In an apartment in downtown Madrid, four Moroccan teenagers live illegally. But no one is allowed to come in – and certainly not the press – except the cook and the teenagers’ teachers. These young people are between 15 and 17-years old. They study, learn an industrial trade, and eat together every day. A short while ago, they were street children, wandering around the port of Tangiers in northern Morocco.

One day, lumping onto a passing truck, they entered Spain illegally, well aware that if they succeeded in getting into the European “Eldorado” the law prevents them from being deported and requires them to be given a roof over their heads, meals and an education.

They have a street-culture attitude, which is understandable, as it is all they know. They come from broken families. Their teeth are ruined by the glue that they have sniffed. They are extremely unhygienic, and don’t follow any of the rules for living together. They have to be taught everything.

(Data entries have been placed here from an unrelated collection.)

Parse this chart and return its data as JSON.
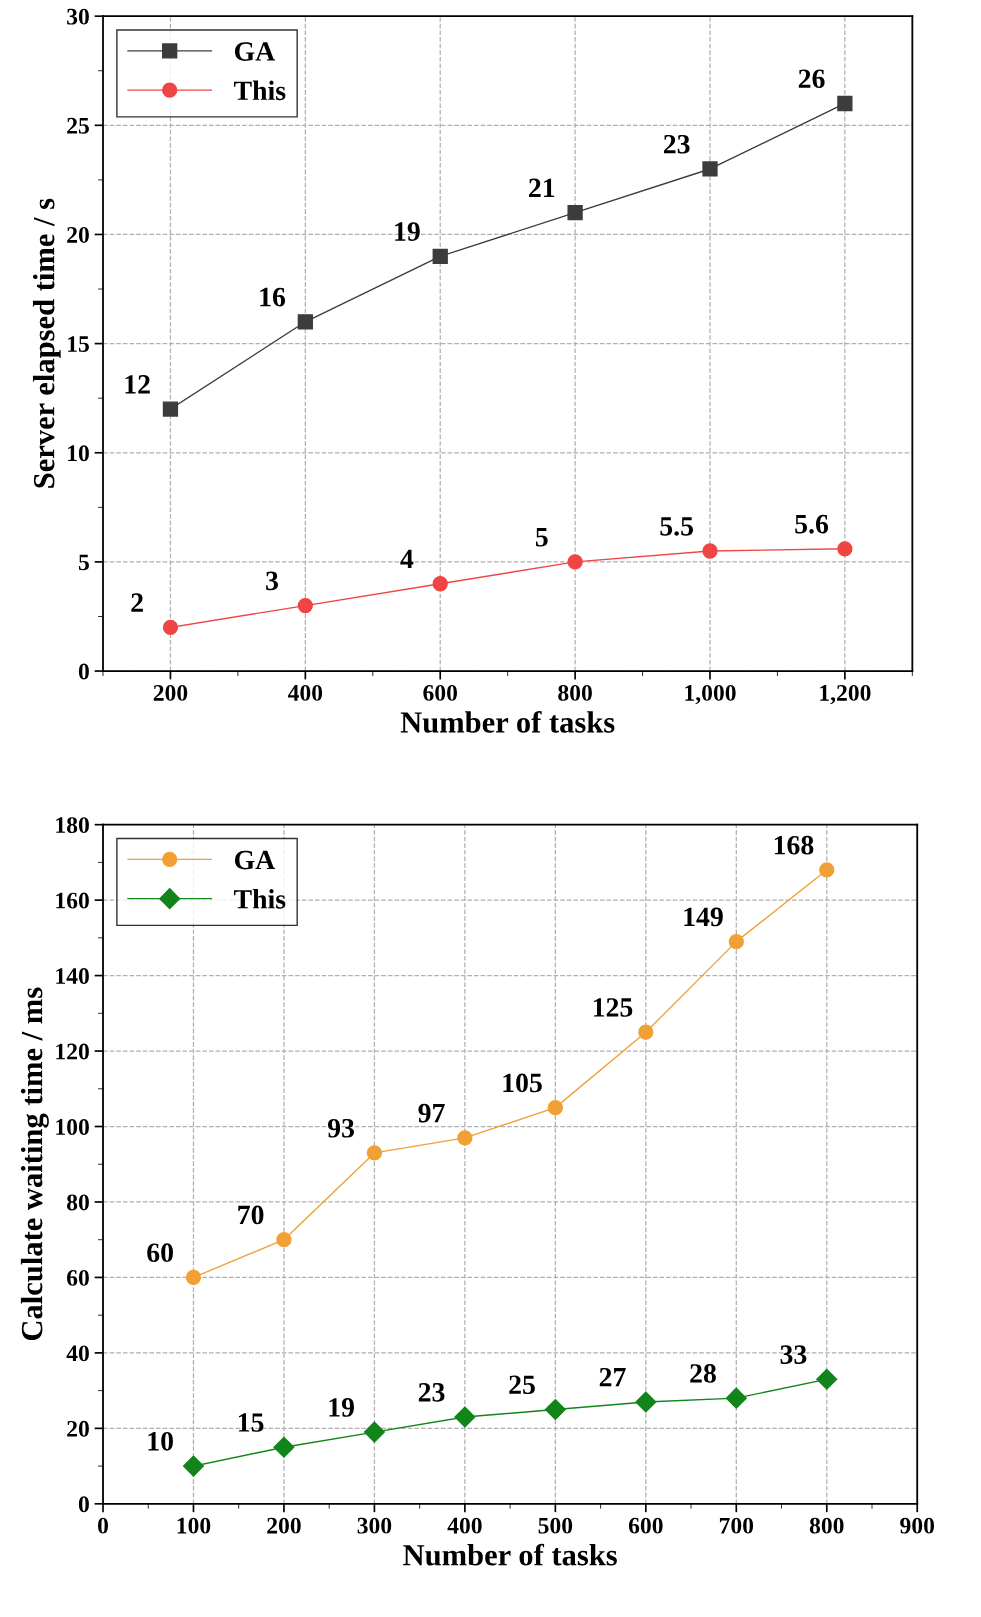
{
  "chart_data": [
    {
      "type": "line",
      "xlabel": "Number of tasks",
      "ylabel": "Server elapsed time / s",
      "x": [
        200,
        400,
        600,
        800,
        1000,
        1200
      ],
      "series": [
        {
          "name": "GA",
          "color": "#3c3c3c",
          "marker": "square",
          "values": [
            12,
            16,
            19,
            21,
            23,
            26
          ]
        },
        {
          "name": "This",
          "color": "#f04545",
          "marker": "circle",
          "values": [
            2,
            3,
            4,
            5,
            5.5,
            5.6
          ]
        }
      ],
      "xlim": [
        100,
        1300
      ],
      "xticks": [
        200,
        400,
        600,
        800,
        {
          "value": 1000,
          "label": "1,000"
        },
        {
          "value": 1200,
          "label": "1,200"
        }
      ],
      "ylim": [
        0,
        30
      ],
      "yticks": [
        0,
        5,
        10,
        15,
        20,
        25,
        30
      ],
      "grid": true,
      "legend": "top left",
      "data_labels": true,
      "line_style": "solid"
    },
    {
      "type": "line",
      "xlabel": "Number of tasks",
      "ylabel": "Calculate waiting time / ms",
      "x": [
        100,
        200,
        300,
        400,
        500,
        600,
        700,
        800
      ],
      "series": [
        {
          "name": "GA",
          "color": "#f0a035",
          "marker": "circle",
          "values": [
            60,
            70,
            93,
            97,
            105,
            125,
            149,
            168
          ]
        },
        {
          "name": "This",
          "color": "#12851a",
          "marker": "diamond",
          "values": [
            10,
            15,
            19,
            23,
            25,
            27,
            28,
            33
          ]
        }
      ],
      "xlim": [
        0,
        900
      ],
      "xticks": [
        0,
        100,
        200,
        300,
        400,
        500,
        600,
        700,
        800,
        900
      ],
      "ylim": [
        0,
        180
      ],
      "yticks": [
        0,
        20,
        40,
        60,
        80,
        100,
        120,
        140,
        160,
        180
      ],
      "grid": true,
      "legend": "top left",
      "data_labels": true,
      "line_style": "solid"
    }
  ]
}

Esther, a young woman of 21, knows all about it. She has been in charge of this apartment and the four Moroccan teenagers who have been living there since 2005 – even though the guardianship and expenses are covered by the government in Madrid, which “protects” them from the outside world. “Some days are really complicated,” she sighs. She has good reason to: until now abandoned to their fate and prone to drug use (glue and cocaine), these minors have many obstacles to overcome on their way to integration, in the hope of finding jobs when they are old enough. Despite being so young they have to act like adults, because they are the “heads” of loosely extended families in Morocco who are counting on them to find work in Spain and then send them money. It is estimated that there are about 2,000 minors on the peninsula, the majority of whom are Moroccan. Until now, they have been crossing the straits of Gibraltar, via Algesiras or Tarifa. But increasingly often they are risking their lives, setting out on “cayucos” (small fishing boats) from the coast of West Africa, heading for the Spanish archipelago of the Canary Islands. At the moment, about 800 adolescents are parked in a handful of centers for minors scattered over five islands. They will eventually be transferred a few at a time to the Iberian peninsula.

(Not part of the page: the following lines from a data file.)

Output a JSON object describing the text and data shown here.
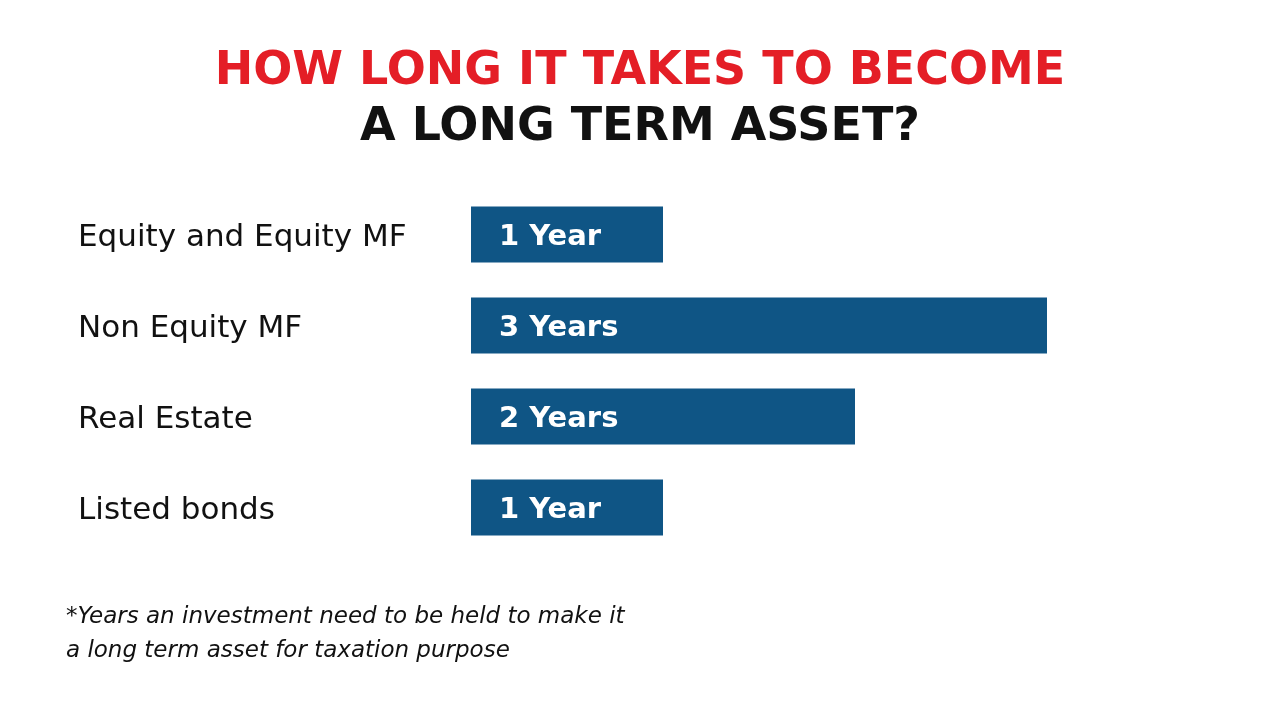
{
  "chart_data": {
    "type": "bar",
    "orientation": "horizontal",
    "title": "HOW LONG IT TAKES TO BECOME",
    "subtitle": "A LONG TERM ASSET?",
    "categories": [
      "Equity and Equity MF",
      "Non Equity MF",
      "Real Estate",
      "Listed bonds"
    ],
    "values": [
      1,
      3,
      2,
      1
    ],
    "value_labels": [
      "1 Year",
      "3 Years",
      "2 Years",
      "1 Year"
    ],
    "color": "#0f5585",
    "annotations": [
      "*Years an investment need to be held to make it a long term asset for taxation purpose"
    ]
  }
}
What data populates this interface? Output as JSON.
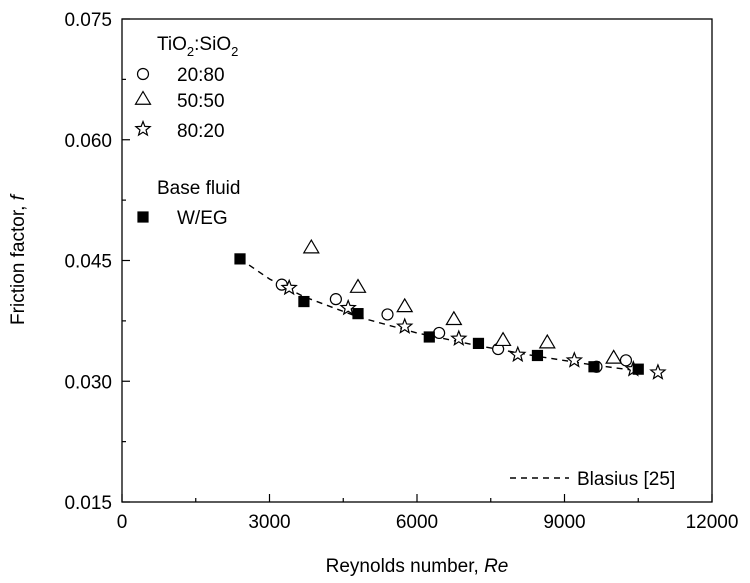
{
  "chart_data": {
    "type": "scatter",
    "title": "",
    "xlabel": "Reynolds number, ",
    "xlabel_italic": "Re",
    "ylabel": "Friction factor, ",
    "ylabel_italic": "f",
    "xlim": [
      0,
      12000
    ],
    "ylim": [
      0.015,
      0.075
    ],
    "xticks": [
      0,
      3000,
      6000,
      9000,
      12000
    ],
    "xtick_labels": [
      "0",
      "3000",
      "6000",
      "9000",
      "12000"
    ],
    "yticks": [
      0.015,
      0.03,
      0.045,
      0.06,
      0.075
    ],
    "ytick_labels": [
      "0.015",
      "0.030",
      "0.045",
      "0.060",
      "0.075"
    ],
    "grid": false,
    "legend": {
      "placement": "top-left",
      "group1_title": {
        "main": "TiO",
        "sub1": "2",
        "sep": ":SiO",
        "sub2": "2"
      },
      "group2_title": "Base fluid"
    },
    "series": [
      {
        "name": "20:80",
        "marker": "circle-open",
        "points": [
          [
            3250,
            0.042
          ],
          [
            4350,
            0.0402
          ],
          [
            5400,
            0.0383
          ],
          [
            6450,
            0.036
          ],
          [
            7650,
            0.034
          ],
          [
            9650,
            0.0318
          ],
          [
            10250,
            0.0326
          ]
        ]
      },
      {
        "name": "50:50",
        "marker": "triangle-open",
        "points": [
          [
            3850,
            0.0466
          ],
          [
            4800,
            0.0417
          ],
          [
            5750,
            0.0393
          ],
          [
            6750,
            0.0377
          ],
          [
            7750,
            0.0351
          ],
          [
            8650,
            0.0348
          ],
          [
            10000,
            0.0329
          ]
        ]
      },
      {
        "name": "80:20",
        "marker": "star-open",
        "points": [
          [
            3400,
            0.0416
          ],
          [
            4600,
            0.0391
          ],
          [
            5750,
            0.0368
          ],
          [
            6850,
            0.0353
          ],
          [
            8050,
            0.0333
          ],
          [
            9200,
            0.0326
          ],
          [
            10400,
            0.0315
          ],
          [
            10900,
            0.0311
          ]
        ]
      },
      {
        "name": "W/EG",
        "marker": "square-filled",
        "points": [
          [
            2400,
            0.0452
          ],
          [
            3700,
            0.0399
          ],
          [
            4800,
            0.0384
          ],
          [
            6250,
            0.0355
          ],
          [
            7250,
            0.0347
          ],
          [
            8450,
            0.0332
          ],
          [
            9600,
            0.0318
          ],
          [
            10500,
            0.0315
          ]
        ]
      }
    ],
    "reference_line": {
      "name": "Blasius [25]",
      "style": "dashed",
      "points": [
        [
          2400,
          0.0452
        ],
        [
          3000,
          0.0427
        ],
        [
          3700,
          0.0405
        ],
        [
          4800,
          0.038
        ],
        [
          6000,
          0.036
        ],
        [
          7250,
          0.0344
        ],
        [
          8450,
          0.0331
        ],
        [
          9600,
          0.032
        ],
        [
          10500,
          0.0313
        ]
      ]
    }
  }
}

Offered help by various organizations in Spain, these youths can’t conceive of having a future anywhere else, since the countries that they come from have nothing to offer them. The problem is that Spanish law is obliged to send them back if their family of origin can be identified – and around 15 per cent of them are eventually sent home.

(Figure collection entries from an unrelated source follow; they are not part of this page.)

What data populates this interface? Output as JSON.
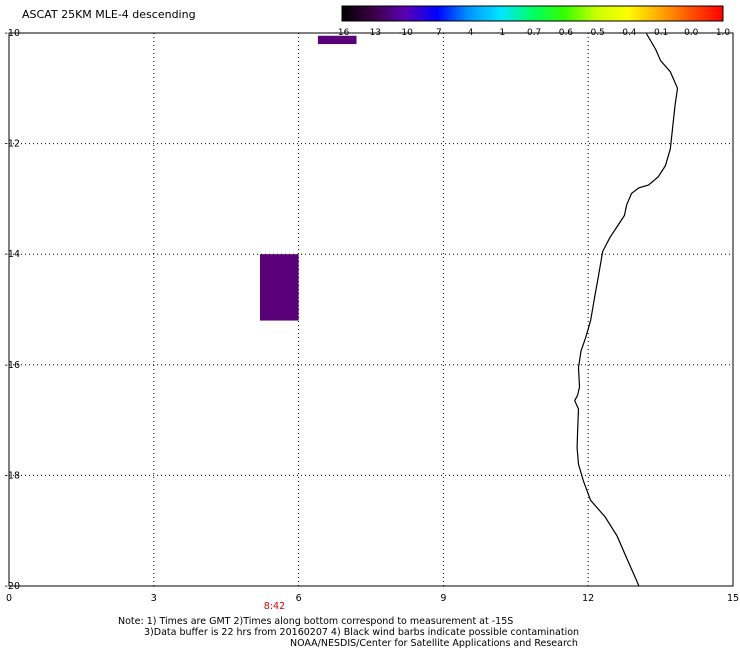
{
  "title": "ASCAT 25KM MLE-4 descending",
  "colorbar": {
    "labels": [
      "-16",
      "-13",
      "-10",
      "-7",
      "-4",
      "-1",
      "-0.7",
      "-0.6",
      "-0.5",
      "-0.4",
      "-0.1",
      "0.0",
      "1.0"
    ],
    "colors": [
      "#000000",
      "#3c0046",
      "#5a00b4",
      "#0000ff",
      "#0096ff",
      "#00e6ff",
      "#00ff64",
      "#32ff00",
      "#c8ff00",
      "#ffff00",
      "#ffaa00",
      "#ff5000",
      "#ff0000"
    ]
  },
  "axes": {
    "x_ticks": [
      "0",
      "3",
      "6",
      "9",
      "12",
      "15"
    ],
    "y_ticks": [
      "-10",
      "-12",
      "-14",
      "-16",
      "-18",
      "-20"
    ],
    "xlim": [
      0,
      15
    ],
    "ylim": [
      -20,
      -10
    ],
    "grid": true
  },
  "time_label": "8:42",
  "patches": [
    {
      "lon": [
        6.4,
        7.2
      ],
      "lat": [
        -10.2,
        -10.05
      ],
      "color": "#5a0078"
    },
    {
      "lon": [
        5.2,
        6.0
      ],
      "lat": [
        -15.2,
        -14.0
      ],
      "color": "#5a0078"
    }
  ],
  "coastline": [
    [
      13.2,
      -10.0
    ],
    [
      13.4,
      -10.3
    ],
    [
      13.5,
      -10.5
    ],
    [
      13.7,
      -10.7
    ],
    [
      13.85,
      -11.0
    ],
    [
      13.8,
      -11.3
    ],
    [
      13.75,
      -11.7
    ],
    [
      13.7,
      -12.1
    ],
    [
      13.6,
      -12.4
    ],
    [
      13.45,
      -12.6
    ],
    [
      13.25,
      -12.75
    ],
    [
      13.05,
      -12.8
    ],
    [
      12.9,
      -12.9
    ],
    [
      12.8,
      -13.1
    ],
    [
      12.75,
      -13.3
    ],
    [
      12.6,
      -13.5
    ],
    [
      12.45,
      -13.7
    ],
    [
      12.3,
      -13.95
    ],
    [
      12.25,
      -14.2
    ],
    [
      12.2,
      -14.45
    ],
    [
      12.15,
      -14.7
    ],
    [
      12.1,
      -14.95
    ],
    [
      12.05,
      -15.2
    ],
    [
      11.95,
      -15.5
    ],
    [
      11.85,
      -15.75
    ],
    [
      11.8,
      -16.05
    ],
    [
      11.82,
      -16.4
    ],
    [
      11.78,
      -16.55
    ],
    [
      11.72,
      -16.65
    ],
    [
      11.8,
      -16.8
    ],
    [
      11.78,
      -17.2
    ],
    [
      11.77,
      -17.5
    ],
    [
      11.8,
      -17.8
    ],
    [
      11.9,
      -18.1
    ],
    [
      12.05,
      -18.45
    ],
    [
      12.35,
      -18.75
    ],
    [
      12.6,
      -19.1
    ],
    [
      12.8,
      -19.5
    ],
    [
      12.95,
      -19.8
    ],
    [
      13.05,
      -20.0
    ]
  ],
  "notes": [
    "Note: 1) Times are GMT 2)Times along bottom correspond to measurement at -15S",
    "3)Data buffer is 22 hrs from 20160207 4) Black wind barbs indicate possible contamination",
    "NOAA/NESDIS/Center for Satellite Applications and Research"
  ]
}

“For those of us who take care of them, it’s a catastrophe,” says Enrique Barbero, from ACCEM, an association based in Madrid which takes care of migrants and runs 11 youth centers in Spain.

“In fact, when one of these minors is repatriated, money has been wasted. It is even more counterproductive, as all these repatriated minors just emigrate again, but this time carrying a lot more suppressed rage.”

 

ATIME, the main association of Moroccans in Spain, shares these misgivings. As does Mariam, Deputy Director of the organization: “As soon as a minor who is housed in an apartment in Spain finds out he’s going to be sent back, he tries to run away.”

Where do they go? According to ATIME, they often end up in the clutches of mafia gangs, which use the teenagers in clandestine workshops or for street sales of CDs or DVDs.